Larsen is among a small group of female lawyers whom Trump is considering to replace Ginsburg, the liberal icon whose death last week gave conservatives a chance to move the court further to the right. White House officials say Trump was referring to Larsen when he said Monday his finalists included “a great one from Michigan.” On Tuesday, he called her “very talented” in an interview with a local television station.
In just five years, Joan L. Larsen has gone from a little-known University of Michigan legal scholar to a prominent federal appeals court judge and now a candidate for the high court.
Conservative activists hope that, if nominated and confirmed by the Senate, Larsen would carry on the legacy of her mentor, the late Justice Antonin Scalia, for whom she clerked in the early 1990s and eulogized after his 2016 death.
For Trump, picking Larsen could give him a boost in the critical battleground state of Michigan, where she has raised her two children, advanced her career and won election to the state Supreme Court.
Liberals fear that she would follow in Scalia’s footsteps by voting to overrule decisions that legalized abortion rights and gay marriage and other rulings that Scalia and his followers vociferously oppose.
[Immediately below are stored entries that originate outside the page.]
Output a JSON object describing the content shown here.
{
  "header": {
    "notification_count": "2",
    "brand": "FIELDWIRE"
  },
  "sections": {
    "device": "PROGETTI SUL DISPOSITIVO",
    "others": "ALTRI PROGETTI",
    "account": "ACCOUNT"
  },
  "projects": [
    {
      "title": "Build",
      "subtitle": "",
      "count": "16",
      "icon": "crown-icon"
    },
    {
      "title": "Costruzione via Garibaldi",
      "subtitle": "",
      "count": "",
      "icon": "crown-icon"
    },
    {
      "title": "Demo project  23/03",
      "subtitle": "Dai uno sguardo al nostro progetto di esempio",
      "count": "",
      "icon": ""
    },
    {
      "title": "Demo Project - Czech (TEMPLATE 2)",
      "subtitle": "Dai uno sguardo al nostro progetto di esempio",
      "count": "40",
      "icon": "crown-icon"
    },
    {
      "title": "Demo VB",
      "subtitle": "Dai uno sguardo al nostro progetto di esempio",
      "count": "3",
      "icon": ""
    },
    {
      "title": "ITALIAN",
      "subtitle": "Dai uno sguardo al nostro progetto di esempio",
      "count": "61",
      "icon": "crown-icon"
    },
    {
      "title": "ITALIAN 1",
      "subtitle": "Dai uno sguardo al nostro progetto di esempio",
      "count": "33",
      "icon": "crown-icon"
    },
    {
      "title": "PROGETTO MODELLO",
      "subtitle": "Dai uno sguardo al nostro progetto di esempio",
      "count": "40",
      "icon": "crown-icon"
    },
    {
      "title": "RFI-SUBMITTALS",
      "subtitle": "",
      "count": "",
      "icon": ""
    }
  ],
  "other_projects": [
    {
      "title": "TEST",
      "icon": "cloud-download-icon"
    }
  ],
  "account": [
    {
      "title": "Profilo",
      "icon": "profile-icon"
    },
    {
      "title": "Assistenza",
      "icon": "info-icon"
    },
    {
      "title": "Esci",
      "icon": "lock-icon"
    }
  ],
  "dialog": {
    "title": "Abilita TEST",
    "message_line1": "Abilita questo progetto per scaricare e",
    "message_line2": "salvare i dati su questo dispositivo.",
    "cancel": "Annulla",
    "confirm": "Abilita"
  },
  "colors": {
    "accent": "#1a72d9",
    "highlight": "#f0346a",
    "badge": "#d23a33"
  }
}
At 52, Larsen would be a candidate who could serve on the high court for three decades or longer. Her father, Leonard Larsen, the retired CEO of a Lutheran social services agency, died in April at age 91. Her mother is 89.
Larsen’s rise began when Michigan's then-Republican Gov. Rick Snyder appointed her to fill a vacancy on the state Supreme Court in September 2015, praising her as a “superb attorney” who had experience in government, academia and private practice.